= Murder of Mary Stachowicz =

2002 murder in Chicago, Illinois

Mary Stachowicz (1951 – November 13, 2002) was a Polish American woman and mother of four, who on November 13, 2002 was murdered by Nicholas Gutierrez in Chicago, Illinois.

== Murder ==
On November 13, 2002, Stachowicz attended Mass at the Basilica of St. Hyacinth in the Chicago neighborhood of Avondale before beginning a favor as a Polish–English translator at the Sikorski Funeral Home, where Gutierrez worked as a janitor. Nineteen-year-old Gutierrez tipped police off when he speculated that he thought someone had killed her and stuffed her body in the building's crawlspace. He was working at the funeral parlor and had recently been laid off and was being evicted. Area 5 Cmdr. Lee Epplen of the Chicago Police stated that Stachowicz and Gutierrez got into an argument after the woman harangued him about his sexuality, calling him and his roommate derogatory names, police and prosecutors said. Gutierrez told police he became enraged after Stachowicz kept questioning him, said Cook County Assistant State's Atty. Nancy Galassini during a bond hearing. Gutierrez claimed that she proceeded to ask him, "Why do you sleep with boys?", after which he became even more angry and Nancy Galassini said, "The defendant punched and kicked and stabbed the victim until he was tired. He then placed a plastic garbage bag over her head and strangled her."

Gutierrez later concealed her body in a crawlspace under the floor. Prosecutors also accused Gutierrez of sexually assaulting Stachowicz, a charge that was denied by his defense attorney. In a confession videotaped by the Chicago Police, Gutierrez said he panicked because Stachowicz's trying to get him to change his sexuality reminded him of his mother. "She had this sneer, which reminded me of my mother when she used to beat me...I saw nothing but red," Gutierrez was reported saying in the Chicago Sun-Times. Later his defense attorney, Crystal Marchigiani, said that it was Gutierrez who had been physically attacked by Stachowicz, and that, "She could not leave him alone." Gutierrez was sentenced to life in prison on July 2, 2007. His defense attorney asked the judge to account for his childhood history of physical abuse, but Stachowicz' son was 100% convinced that Gutierrez should receive the death penalty.

==Aftermath==
Stachowicz' murder is regarded to some people as an unrecognized hate crime. Groups such as Concerned Women for America have complained about the comparative lack of media attention given to the case which they believe meets the definition of a hate crime against Christians and heterosexuals.

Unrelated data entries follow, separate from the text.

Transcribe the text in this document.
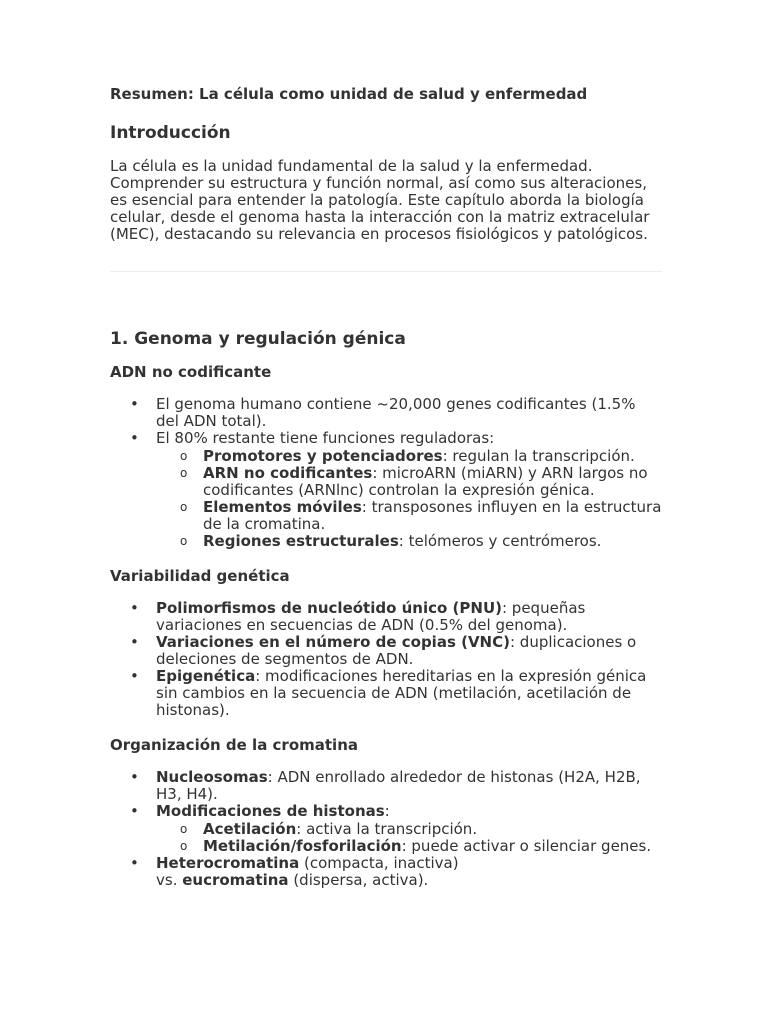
Resumen: La célula como unidad de salud y enfermedad
Introducción

La célula es la unidad fundamental de la salud y la enfermedad. Comprender su estructura y función normal, así como sus alteraciones, es esencial para entender la patología. Este capítulo aborda la biología celular, desde el genoma hasta la interacción con la matriz extracelular (MEC), destacando su relevancia en procesos fisiológicos y patológicos.

1. Genoma y regulación génica
ADN no codificante
• El genoma humano contiene ~20,000 genes codificantes (1.5% del ADN total).
• El 80% restante tiene funciones reguladoras:
o Promotores y potenciadores: regulan la transcripción.
o ARN no codificantes: microARN (miARN) y ARN largos no codificantes (ARNlnc) controlan la expresión génica.
o Elementos móviles: transposones influyen en la estructura de la cromatina.
o Regiones estructurales: telómeros y centrómeros.
Variabilidad genética
• Polimorfismos de nucleótido único (PNU): pequeñas variaciones en secuencias de ADN (0.5% del genoma).
• Variaciones en el número de copias (VNC): duplicaciones o deleciones de segmentos de ADN.
• Epigenética: modificaciones hereditarias en la expresión génica sin cambios en la secuencia de ADN (metilación, acetilación de histonas).
Organización de la cromatina
• Nucleosomas: ADN enrollado alrededor de histonas (H2A, H2B, H3, H4).
• Modificaciones de histonas:
o Acetilación: activa la transcripción.
o Metilación/fosforilación: puede activar o silenciar genes.
• Heterocromatina (compacta, inactiva)
vs. eucromatina (dispersa, activa).
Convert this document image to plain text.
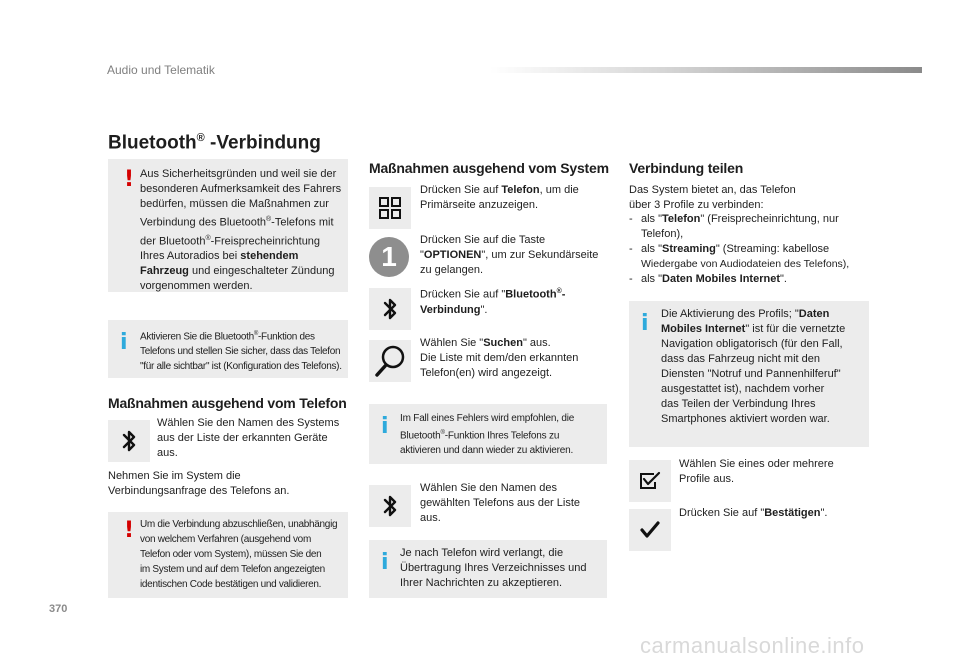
Audio und Telematik
Bluetooth® -Verbindung
! Aus Sicherheitsgründen und weil sie der
besonderen Aufmerksamkeit des Fahrers
bedürfen, müssen die Maßnahmen zur
Verbindung des Bluetooth®-Telefons mit
der Bluetooth®-Freisprecheinrichtung
Ihres Autoradios bei stehendem
Fahrzeug und eingeschalteter Zündung
vorgenommen werden.
i Aktivieren Sie die Bluetooth®-Funktion des
Telefons und stellen Sie sicher, dass das Telefon
"für alle sichtbar" ist (Konfiguration des Telefons).
Maßnahmen ausgehend vom Telefon
Wählen Sie den Namen des Systems
aus der Liste der erkannten Geräte
aus.
Nehmen Sie im System die
Verbindungsanfrage des Telefons an.
! Um die Verbindung abzuschließen, unabhängig
von welchem Verfahren (ausgehend vom
Telefon oder vom System), müssen Sie den
im System und auf dem Telefon angezeigten
identischen Code bestätigen und validieren.
Maßnahmen ausgehend vom System
Drücken Sie auf Telefon, um die
Primärseite anzuzeigen.
1
Drücken Sie auf die Taste
"OPTIONEN", um zur Sekundärseite
zu gelangen.
Drücken Sie auf "Bluetooth®-
Verbindung".
Wählen Sie "Suchen" aus.
Die Liste mit dem/den erkannten
Telefon(en) wird angezeigt.
i Im Fall eines Fehlers wird empfohlen, die
Bluetooth®-Funktion Ihres Telefons zu
aktivieren und dann wieder zu aktivieren.
Wählen Sie den Namen des
gewählten Telefons aus der Liste
aus.
i Je nach Telefon wird verlangt, die
Übertragung Ihres Verzeichnisses und
Ihrer Nachrichten zu akzeptieren.
Verbindung teilen
Das System bietet an, das Telefon
über 3 Profile zu verbinden:
- als "Telefon" (Freisprecheinrichtung, nur
Telefon),
- als "Streaming" (Streaming: kabellose
Wiedergabe von Audiodateien des Telefons),
- als "Daten Mobiles Internet".
i Die Aktivierung des Profils; "Daten
Mobiles Internet" ist für die vernetzte
Navigation obligatorisch (für den Fall,
dass das Fahrzeug nicht mit den
Diensten "Notruf und Pannenhilferuf"
ausgestattet ist), nachdem vorher
das Teilen der Verbindung Ihres
Smartphones aktiviert worden war.
Wählen Sie eines oder mehrere
Profile aus.
Drücken Sie auf "Bestätigen".
370
carmanualsonline.info
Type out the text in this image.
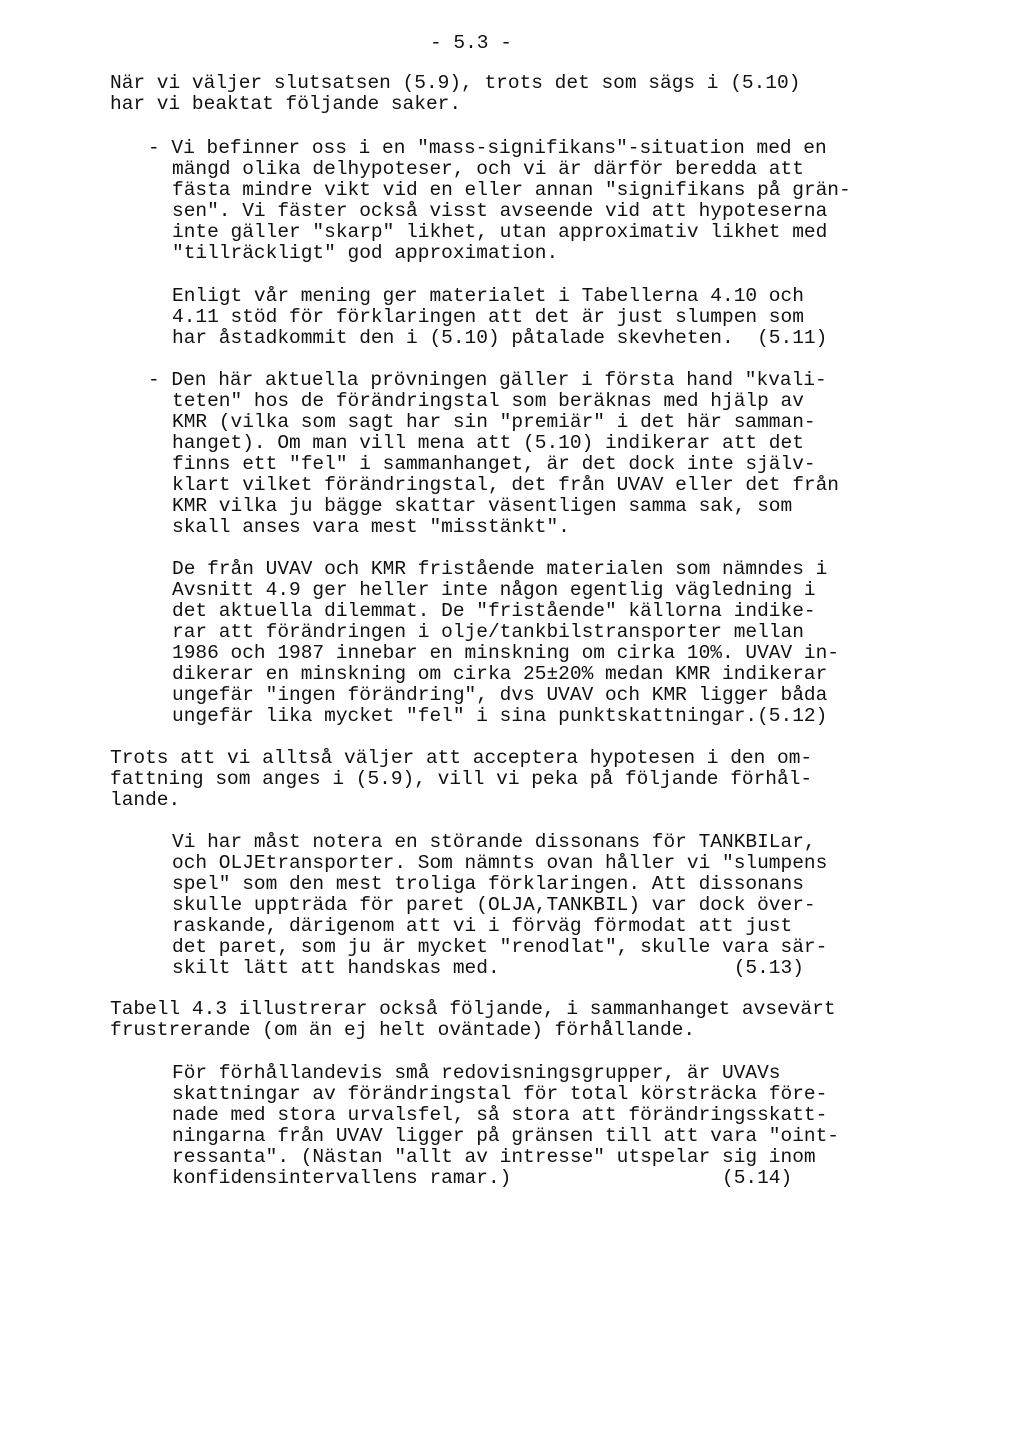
- 5.3 -

När vi väljer slutsatsen (5.9), trots det som sägs i (5.10)

har vi beaktat följande saker.

- Vi befinner oss i en "mass-signifikans"-situation med en

mängd olika delhypoteser, och vi är därför beredda att

fästa mindre vikt vid en eller annan "signifikans på grän-

sen". Vi fäster också visst avseende vid att hypoteserna

inte gäller "skarp" likhet, utan approximativ likhet med

"tillräckligt" god approximation.

Enligt vår mening ger materialet i Tabellerna 4.10 och

4.11 stöd för förklaringen att det är just slumpen som

har åstadkommit den i (5.10) påtalade skevheten.  (5.11)

- Den här aktuella prövningen gäller i första hand "kvali-

teten" hos de förändringstal som beräknas med hjälp av

KMR (vilka som sagt har sin "premiär" i det här samman-

hanget). Om man vill mena att (5.10) indikerar att det

finns ett "fel" i sammanhanget, är det dock inte själv-

klart vilket förändringstal, det från UVAV eller det från

KMR vilka ju bägge skattar väsentligen samma sak, som

skall anses vara mest "misstänkt".

De från UVAV och KMR fristående materialen som nämndes i

Avsnitt 4.9 ger heller inte någon egentlig vägledning i

det aktuella dilemmat. De "fristående" källorna indike-

rar att förändringen i olje/tankbilstransporter mellan

1986 och 1987 innebar en minskning om cirka 10%. UVAV in-

dikerar en minskning om cirka 25±20% medan KMR indikerar

ungefär "ingen förändring", dvs UVAV och KMR ligger båda

ungefär lika mycket "fel" i sina punktskattningar.(5.12)

Trots att vi alltså väljer att acceptera hypotesen i den om-

fattning som anges i (5.9), vill vi peka på följande förhål-

lande.

Vi har måst notera en störande dissonans för TANKBILar,

och OLJEtransporter. Som nämnts ovan håller vi "slumpens

spel" som den mest troliga förklaringen. Att dissonans

skulle uppträda för paret (OLJA,TANKBIL) var dock över-

raskande, därigenom att vi i förväg förmodat att just

det paret, som ju är mycket "renodlat", skulle vara sär-

skilt lätt att handskas med.                    (5.13)

Tabell 4.3 illustrerar också följande, i sammanhanget avsevärt

frustrerande (om än ej helt oväntade) förhållande.

För förhållandevis små redovisningsgrupper, är UVAVs

skattningar av förändringstal för total körsträcka före-

nade med stora urvalsfel, så stora att förändringsskatt-

ningarna från UVAV ligger på gränsen till att vara "oint-

ressanta". (Nästan "allt av intresse" utspelar sig inom

konfidensintervallens ramar.)                  (5.14)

Writer Rod Dreher has written about her death, arguing that it should receive the same level of media attention as the death of Matthew Shepard.

Catholic Bishop Thomas J. Paprocki, an auxiliary bishop of Chicago who knew Stachowicz personally, called her a "martyr for the faith". On the fifth anniversary of her death, Catholic journalist Phil Lawler called for the opening of a formal beatification process.